Interview Die Agentur für Arbeit Göppingen bearbeitet derzeit mehrere Tausend Anträge auf Kurzarbeitergeld. Einer, der dafür zuständig ist, ist Christian Bauer. Von Ilja Siegemund

Christian Bauer und seine Kollegen von der Agentur für Arbeit bearbeiten täglich Hunderte Anträge auf Kurzarbeit. Foto: Giacinto
Christian Bauer und seine Kollegen von der Agentur für Arbeit bearbeiten täglich Hunderte Anträge auf Kurzarbeit. Foto: Giacinto Carlucci

Das Arbeitsaufkommen bei der Agentur für Arbeit in Göppingen hat sich seit Beginn der Corona-Krise deutlich erhöht: Zahlreiche Unternehmer im Agenturbezirk, der die Landkreise Göppingen und Esslingen umfasst, meldeten Kurzarbeit an, um Entlassungen zu vermeiden. Wie sich die Flut an Anträgen auf den Arbeitsalltag auswirkt und wie die Mitarbeiter mit dem Druck umgehen, verrät Christian Bauer von der Arbeitsagentur. Der 30-Jährige war vor der Corona-Pandemie als Jobvermittler tätig. Nun wurde er für das Bearbeiten von Anträgen auf Kurzarbeit eigens abgestellt.

 

In der Corona-Krise arbeiten viele Menschen im Home-Office. Gibt es diese Möglichkeit eigentlich auch für die Mitarbeiter der Agentur für Arbeit?

Christian Bauer: Ich persönlich arbeite hauptsächlich in der Arbeitsagentur, jedoch am Wochenende oder hin und wieder abends im Home-Office. Daheim kann ich Dinge erledigen, die im normalen Betrieb nicht unterzubringen sind. Aber das sieht bei vielen Kollegen durchaus anders aus - vor allem, wenn man noch Kinder betreuen muss. Am Anfang war es schwierig, weil die Internetverbindungen überlastet waren und sehr viele aus der Agentur auf die Abendstunden ausgewichen sind, um arbeiten zu können. Allgemein werden bei uns zurzeit viele Überstunden geleistet. Ich war vor der Krise in Teilzeit tätig, zurzeit arbeite ich aber deutlich über Vollzeitniveau.

Wie viele Anträge auf Kurzarbeit gehen täglich bei Ihnen ein? Und wie viele Anträge wurden seit Beginn der Krise bislang in Ihrem Haus bearbeitet?

Bauer: Anfang des Monats gehen die meisten Anträge bei uns ein. Das können mehrere Hundert, aber auch mehr als tausend am Tag sein.
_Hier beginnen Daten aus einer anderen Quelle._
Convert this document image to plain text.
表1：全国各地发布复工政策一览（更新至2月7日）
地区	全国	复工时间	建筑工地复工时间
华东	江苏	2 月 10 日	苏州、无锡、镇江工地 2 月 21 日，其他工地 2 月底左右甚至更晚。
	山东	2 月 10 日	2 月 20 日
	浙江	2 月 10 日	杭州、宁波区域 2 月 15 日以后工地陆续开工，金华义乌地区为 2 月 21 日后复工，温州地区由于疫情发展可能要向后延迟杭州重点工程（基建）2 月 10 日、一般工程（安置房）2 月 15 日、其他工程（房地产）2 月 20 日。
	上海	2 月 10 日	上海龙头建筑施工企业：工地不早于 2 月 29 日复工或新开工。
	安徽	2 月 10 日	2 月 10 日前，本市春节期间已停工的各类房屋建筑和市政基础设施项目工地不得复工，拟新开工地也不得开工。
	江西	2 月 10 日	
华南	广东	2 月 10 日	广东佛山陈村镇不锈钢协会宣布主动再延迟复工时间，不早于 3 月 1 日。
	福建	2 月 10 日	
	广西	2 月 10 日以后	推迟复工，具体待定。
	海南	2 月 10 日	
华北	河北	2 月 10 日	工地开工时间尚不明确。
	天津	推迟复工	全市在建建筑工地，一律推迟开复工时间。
Im Laufe des Monats flacht die Welle ab - bis der Turnus kurz vor Monatswechsel wieder erneut beginnt. Für den Bezirk der Arbeitsagentur Göppingen gingen in den ersten Junitagen zwischen 400 und 500 Anträge täglich ein. Allein in der ersten Juniwoche haben wir knapp 2800 Anträge bearbeitet. Vor Kurzem haben wir für den Agenturbezirk den 17 000. Antrag seit Beginn der Lockdown-Maßnahmen für die Monate März bis Mai bearbeitet. Das ist sehr viel - aber jeder Antrag schützt Arbeitsplätze.
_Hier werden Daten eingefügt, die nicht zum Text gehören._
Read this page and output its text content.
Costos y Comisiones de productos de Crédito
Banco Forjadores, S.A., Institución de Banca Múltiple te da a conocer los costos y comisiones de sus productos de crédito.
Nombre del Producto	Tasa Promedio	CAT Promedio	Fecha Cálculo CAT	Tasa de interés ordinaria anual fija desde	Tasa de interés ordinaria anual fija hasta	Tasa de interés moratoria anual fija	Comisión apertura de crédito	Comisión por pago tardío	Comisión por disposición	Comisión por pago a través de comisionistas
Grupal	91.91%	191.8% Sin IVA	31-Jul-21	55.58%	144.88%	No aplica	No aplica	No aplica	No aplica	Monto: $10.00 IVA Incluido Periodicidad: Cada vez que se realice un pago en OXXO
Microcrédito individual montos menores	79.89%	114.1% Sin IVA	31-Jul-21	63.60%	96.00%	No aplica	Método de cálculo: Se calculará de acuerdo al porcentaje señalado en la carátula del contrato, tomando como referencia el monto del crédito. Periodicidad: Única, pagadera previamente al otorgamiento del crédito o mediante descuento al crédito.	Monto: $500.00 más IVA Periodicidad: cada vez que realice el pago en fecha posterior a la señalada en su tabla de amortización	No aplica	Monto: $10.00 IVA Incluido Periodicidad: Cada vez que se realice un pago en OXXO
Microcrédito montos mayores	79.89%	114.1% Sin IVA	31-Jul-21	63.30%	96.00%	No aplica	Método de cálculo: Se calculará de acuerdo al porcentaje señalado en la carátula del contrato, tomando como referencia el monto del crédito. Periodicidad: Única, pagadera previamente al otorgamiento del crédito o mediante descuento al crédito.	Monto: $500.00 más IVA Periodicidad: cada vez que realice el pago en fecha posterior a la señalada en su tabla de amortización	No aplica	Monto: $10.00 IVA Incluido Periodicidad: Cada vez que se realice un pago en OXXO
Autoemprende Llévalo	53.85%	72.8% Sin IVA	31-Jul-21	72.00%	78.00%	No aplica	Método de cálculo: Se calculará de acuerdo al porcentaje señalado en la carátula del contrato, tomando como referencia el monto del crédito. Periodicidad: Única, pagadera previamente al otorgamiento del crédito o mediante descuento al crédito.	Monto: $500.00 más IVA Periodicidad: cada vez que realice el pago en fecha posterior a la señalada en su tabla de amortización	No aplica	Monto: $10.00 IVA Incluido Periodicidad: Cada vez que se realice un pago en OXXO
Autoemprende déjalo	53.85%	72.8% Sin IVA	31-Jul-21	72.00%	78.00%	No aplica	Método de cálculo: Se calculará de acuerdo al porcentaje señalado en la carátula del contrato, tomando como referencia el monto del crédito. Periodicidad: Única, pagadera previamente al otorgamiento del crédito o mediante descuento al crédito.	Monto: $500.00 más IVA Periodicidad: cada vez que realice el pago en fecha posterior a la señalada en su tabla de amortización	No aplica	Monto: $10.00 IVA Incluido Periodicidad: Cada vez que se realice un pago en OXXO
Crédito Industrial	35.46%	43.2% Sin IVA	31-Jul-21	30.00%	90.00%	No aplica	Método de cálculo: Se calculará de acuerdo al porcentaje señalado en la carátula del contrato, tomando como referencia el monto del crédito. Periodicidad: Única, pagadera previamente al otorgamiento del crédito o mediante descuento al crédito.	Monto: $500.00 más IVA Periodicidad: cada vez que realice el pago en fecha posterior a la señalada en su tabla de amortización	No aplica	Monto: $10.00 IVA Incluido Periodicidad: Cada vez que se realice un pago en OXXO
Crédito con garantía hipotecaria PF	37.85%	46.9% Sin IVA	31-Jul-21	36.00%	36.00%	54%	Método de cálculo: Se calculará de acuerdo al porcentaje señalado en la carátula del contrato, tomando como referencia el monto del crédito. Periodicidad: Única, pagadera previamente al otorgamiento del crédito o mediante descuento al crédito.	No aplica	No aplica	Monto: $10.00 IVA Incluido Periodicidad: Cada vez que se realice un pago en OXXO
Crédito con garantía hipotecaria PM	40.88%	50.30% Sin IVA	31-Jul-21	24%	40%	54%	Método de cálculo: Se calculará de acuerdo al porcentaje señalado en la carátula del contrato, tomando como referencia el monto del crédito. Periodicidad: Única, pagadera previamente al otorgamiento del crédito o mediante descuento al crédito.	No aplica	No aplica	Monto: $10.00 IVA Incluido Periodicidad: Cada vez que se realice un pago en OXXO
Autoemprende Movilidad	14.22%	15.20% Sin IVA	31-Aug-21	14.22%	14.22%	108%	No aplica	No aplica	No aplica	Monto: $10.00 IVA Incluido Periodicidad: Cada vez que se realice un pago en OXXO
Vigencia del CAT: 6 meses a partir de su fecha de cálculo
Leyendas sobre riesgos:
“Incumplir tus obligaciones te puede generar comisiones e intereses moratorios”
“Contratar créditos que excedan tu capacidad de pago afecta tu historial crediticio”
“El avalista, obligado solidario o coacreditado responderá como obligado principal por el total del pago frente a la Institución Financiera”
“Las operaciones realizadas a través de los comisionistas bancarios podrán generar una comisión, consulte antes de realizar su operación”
Gibt es für die Bearbeitung der zahlreichen Anträge genügend Personal bei der Arbeitsagentur?

Wir haben in Göppingen derzeit mehr als 100 Personen, die im Bereich Kurzarbeitergeld mitarbeiten. Einige zeitweise, andere wie ich dauernd. Hinzu kommt das Personal des Fachteams. Es sind also genügend Leute da, die sich um alles kümmern. Allgemein sehe ich sehr großes Engagement. Das geht so weit, dass selbst Auszubildende schon angeboten haben, auf Urlaub zu verzichten. Aber natürlich muss sich jeder auch mal ausruhen. Wenn die Anträge gut ausgefüllt und wenige Rückfragen bei den Betrieben notwendig sind, können wir an einem Arbeitstag 400 bis 500 Anträge vollständig bearbeiten.

Wie geht die Agentur mit der Flut an Anfragen um?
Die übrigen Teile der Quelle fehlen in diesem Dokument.